When the long-time proprietor of the Tribune needed to retire, and didn’t wish to promote to a newspaper chain, he requested Hedberg if he would take over. Hedberg runs the newsroom whereas his spouse, Alyssa, handles the format and bookkeeping, and so they handle a workers of part-time workers and freelancers. 

The paper has nearly 2,000 print subscribers, plus 310 digital subscribers and 4,000 followers of its Fb web page. That’s in a county with 5,300 folks “on a very good day,” Hedberg stated. “Wintertime it will get fairly quiet, as a result of there’s no snowboarding, there’s no river,” he stated. “There’s plenty of wind.”

He sees himself as a curator of historical past, recording what’s vital now and for the longer term. His information tales are simple, itemizing who voted for what within the county commissioners assembly and what they stated. 

“You already know, I do have an agenda. It’s referred to as the reality,” Hedberg stated, “and I’m extraordinarily biased about it.” 

The Tribune picked up about 50 new subscribers because it reported on this summer season’s commissioner recall election as a result of it centered on fact-checking and protecting the problems — the alternative technique of the opposite paper, Hedberg stated. “You couldn’t actually inform what the reality was for those who have been studying them,” he stated. “Would you like the paper that actually insults folks on each web page in each version?”

Moist Mountain Tribune bookkeeper and editor Allyssa Meier chats with an area customer, Deb Adams, contained in the newsroom. (Hugh Carey, The Colorado Solar)

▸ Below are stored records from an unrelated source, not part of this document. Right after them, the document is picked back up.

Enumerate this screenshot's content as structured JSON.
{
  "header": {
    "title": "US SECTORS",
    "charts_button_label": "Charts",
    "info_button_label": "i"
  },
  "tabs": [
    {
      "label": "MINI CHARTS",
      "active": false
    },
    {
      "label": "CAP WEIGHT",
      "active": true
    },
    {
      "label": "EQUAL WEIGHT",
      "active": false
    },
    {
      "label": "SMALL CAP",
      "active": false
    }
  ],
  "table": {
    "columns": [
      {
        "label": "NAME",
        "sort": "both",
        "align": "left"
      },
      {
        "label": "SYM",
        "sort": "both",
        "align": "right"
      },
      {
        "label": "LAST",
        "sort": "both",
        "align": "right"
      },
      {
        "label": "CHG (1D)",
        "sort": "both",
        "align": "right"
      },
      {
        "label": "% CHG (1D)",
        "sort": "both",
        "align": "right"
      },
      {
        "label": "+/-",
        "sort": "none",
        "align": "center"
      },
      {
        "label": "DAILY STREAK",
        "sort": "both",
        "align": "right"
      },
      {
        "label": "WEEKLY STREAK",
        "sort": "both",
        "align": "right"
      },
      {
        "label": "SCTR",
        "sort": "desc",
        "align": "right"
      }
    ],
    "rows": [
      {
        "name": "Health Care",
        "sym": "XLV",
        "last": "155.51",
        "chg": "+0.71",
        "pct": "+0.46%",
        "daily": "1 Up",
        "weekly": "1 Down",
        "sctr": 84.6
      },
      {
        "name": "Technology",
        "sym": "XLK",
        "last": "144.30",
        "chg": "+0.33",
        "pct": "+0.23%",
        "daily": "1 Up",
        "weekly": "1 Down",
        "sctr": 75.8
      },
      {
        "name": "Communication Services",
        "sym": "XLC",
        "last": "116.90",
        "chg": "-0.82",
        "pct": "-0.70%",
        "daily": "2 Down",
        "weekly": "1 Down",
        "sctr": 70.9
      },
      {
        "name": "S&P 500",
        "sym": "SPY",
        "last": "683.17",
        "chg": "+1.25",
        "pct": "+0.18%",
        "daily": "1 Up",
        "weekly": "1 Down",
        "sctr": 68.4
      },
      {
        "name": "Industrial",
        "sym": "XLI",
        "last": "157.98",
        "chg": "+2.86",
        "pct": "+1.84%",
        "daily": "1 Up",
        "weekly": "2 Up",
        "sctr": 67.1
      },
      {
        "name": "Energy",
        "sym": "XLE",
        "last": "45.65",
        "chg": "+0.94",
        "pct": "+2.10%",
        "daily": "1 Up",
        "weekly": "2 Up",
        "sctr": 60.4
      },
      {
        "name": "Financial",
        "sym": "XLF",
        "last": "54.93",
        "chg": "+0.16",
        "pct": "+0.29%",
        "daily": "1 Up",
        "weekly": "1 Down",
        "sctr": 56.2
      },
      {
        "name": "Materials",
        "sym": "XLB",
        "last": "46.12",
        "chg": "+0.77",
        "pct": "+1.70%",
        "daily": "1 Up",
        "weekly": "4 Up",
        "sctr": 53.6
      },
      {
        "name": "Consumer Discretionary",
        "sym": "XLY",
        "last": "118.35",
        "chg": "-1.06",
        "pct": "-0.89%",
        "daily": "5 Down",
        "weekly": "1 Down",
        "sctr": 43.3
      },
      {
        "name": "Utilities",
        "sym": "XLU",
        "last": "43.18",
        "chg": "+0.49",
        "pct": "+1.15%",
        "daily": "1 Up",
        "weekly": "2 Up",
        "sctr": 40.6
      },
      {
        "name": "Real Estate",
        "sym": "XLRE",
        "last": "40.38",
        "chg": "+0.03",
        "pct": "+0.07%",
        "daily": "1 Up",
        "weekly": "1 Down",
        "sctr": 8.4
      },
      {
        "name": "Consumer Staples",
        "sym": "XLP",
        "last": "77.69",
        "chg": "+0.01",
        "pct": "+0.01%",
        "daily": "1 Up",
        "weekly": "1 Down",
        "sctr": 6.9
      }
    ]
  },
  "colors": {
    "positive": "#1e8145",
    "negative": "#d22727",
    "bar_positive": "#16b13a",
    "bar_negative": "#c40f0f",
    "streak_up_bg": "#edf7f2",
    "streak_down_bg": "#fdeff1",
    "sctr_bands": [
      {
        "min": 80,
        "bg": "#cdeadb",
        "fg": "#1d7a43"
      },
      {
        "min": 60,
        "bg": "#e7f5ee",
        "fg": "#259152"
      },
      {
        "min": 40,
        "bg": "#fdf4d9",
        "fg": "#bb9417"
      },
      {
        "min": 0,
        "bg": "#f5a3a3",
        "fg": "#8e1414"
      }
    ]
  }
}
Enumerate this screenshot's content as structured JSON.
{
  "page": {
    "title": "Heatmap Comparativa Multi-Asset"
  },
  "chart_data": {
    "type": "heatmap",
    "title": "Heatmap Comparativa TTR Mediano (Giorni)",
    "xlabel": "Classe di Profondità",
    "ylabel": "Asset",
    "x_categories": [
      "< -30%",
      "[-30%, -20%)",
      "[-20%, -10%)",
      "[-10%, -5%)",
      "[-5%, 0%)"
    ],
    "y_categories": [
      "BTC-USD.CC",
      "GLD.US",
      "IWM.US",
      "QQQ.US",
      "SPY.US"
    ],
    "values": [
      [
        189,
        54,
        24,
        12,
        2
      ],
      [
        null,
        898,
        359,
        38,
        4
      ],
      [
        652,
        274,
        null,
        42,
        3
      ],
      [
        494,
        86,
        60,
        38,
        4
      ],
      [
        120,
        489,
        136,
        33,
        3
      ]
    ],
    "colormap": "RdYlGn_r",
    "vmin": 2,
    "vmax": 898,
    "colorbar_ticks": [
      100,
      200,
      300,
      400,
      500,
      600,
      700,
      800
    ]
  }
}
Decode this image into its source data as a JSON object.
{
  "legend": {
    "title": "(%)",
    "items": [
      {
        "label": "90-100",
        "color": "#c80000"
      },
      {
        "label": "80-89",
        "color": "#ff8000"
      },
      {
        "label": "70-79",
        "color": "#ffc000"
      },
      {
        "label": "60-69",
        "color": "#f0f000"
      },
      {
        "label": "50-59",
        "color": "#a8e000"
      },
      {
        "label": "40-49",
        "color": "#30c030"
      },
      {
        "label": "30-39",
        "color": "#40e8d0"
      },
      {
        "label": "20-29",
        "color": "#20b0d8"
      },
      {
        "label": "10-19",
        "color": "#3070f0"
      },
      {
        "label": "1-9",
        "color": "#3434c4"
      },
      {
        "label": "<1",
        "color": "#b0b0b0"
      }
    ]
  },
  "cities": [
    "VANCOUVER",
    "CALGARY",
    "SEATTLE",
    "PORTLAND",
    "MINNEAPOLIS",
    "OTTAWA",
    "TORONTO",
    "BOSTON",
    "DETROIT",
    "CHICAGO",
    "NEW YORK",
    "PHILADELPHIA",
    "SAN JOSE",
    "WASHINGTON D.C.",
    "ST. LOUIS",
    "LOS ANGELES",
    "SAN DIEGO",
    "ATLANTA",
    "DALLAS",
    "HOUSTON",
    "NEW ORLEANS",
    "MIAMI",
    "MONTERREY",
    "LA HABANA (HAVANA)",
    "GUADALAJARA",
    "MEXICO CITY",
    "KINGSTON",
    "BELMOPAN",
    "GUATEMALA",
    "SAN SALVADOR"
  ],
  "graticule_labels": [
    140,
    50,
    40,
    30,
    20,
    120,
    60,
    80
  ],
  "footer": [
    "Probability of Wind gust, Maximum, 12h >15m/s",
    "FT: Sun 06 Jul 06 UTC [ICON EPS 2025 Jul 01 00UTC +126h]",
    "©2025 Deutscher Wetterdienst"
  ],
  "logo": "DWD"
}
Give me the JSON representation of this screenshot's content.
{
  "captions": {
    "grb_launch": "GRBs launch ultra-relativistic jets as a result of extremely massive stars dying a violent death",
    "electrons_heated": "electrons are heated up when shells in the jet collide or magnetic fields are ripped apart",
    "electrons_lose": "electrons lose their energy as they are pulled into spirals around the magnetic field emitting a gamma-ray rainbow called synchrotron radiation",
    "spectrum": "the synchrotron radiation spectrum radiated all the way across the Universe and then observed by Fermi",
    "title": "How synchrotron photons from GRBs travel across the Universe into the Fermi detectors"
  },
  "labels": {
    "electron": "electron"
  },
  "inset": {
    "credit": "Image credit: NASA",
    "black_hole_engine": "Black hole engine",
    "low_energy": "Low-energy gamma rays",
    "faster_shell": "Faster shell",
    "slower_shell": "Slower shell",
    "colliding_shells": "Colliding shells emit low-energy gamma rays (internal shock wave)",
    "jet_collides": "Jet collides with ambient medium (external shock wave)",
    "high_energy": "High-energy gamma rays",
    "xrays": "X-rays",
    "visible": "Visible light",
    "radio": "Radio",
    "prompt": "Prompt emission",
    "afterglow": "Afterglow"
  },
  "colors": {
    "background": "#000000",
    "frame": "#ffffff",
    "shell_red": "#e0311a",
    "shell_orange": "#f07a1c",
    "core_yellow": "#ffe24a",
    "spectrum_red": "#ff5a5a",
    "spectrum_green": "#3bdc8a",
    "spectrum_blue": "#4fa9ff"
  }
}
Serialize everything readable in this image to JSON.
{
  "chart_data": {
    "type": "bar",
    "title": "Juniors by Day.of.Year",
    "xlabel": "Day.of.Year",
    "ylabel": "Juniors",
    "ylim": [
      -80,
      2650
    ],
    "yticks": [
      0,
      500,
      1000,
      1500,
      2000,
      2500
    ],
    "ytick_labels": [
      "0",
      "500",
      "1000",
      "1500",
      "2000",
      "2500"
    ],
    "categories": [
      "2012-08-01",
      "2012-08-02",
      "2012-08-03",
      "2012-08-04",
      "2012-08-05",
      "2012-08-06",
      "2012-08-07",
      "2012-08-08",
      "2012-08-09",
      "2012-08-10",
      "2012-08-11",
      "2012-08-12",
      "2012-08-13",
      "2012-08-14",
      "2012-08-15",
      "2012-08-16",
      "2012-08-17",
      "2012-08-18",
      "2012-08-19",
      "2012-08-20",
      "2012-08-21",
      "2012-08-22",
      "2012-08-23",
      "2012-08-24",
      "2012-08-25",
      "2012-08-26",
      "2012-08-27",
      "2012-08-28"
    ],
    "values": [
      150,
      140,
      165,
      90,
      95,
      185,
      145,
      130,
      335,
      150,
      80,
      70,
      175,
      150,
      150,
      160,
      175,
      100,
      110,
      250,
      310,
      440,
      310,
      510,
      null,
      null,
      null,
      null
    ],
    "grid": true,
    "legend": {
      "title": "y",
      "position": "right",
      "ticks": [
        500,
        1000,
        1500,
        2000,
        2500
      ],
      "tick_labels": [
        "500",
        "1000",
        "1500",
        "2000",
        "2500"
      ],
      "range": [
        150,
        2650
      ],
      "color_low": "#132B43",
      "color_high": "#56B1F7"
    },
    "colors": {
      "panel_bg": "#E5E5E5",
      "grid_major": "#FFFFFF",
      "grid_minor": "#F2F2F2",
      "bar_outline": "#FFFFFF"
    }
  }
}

Herberg feels a way of obligation to supply what he says is the one actual newspaper left in Custer County. When moved to Westcliffe as a child in 1999, locals may get The Denver Put up, Rocky Mountain Information, Pueblo Chieftain, Cañon Metropolis Each day Report and Wall Avenue Journal delivered to their doorways. Not anymore. 

It’s exhausting at occasions, and difficult writing essential items about folks he’s certain to run into on Primary Avenue, however Hedberg refuses to painting Westcliffe because the fictional Mayberry.

“You’re very cautious about the way you write issues. You’re going to see him on the road,” he stated, referring to a county commissioner or anybody else he writes about. “You may see him at church or the liquor retailer or no matter. However over time, folks begin to understand that they won’t agree with what we write, however they know that we did it as a result of it was the reality.”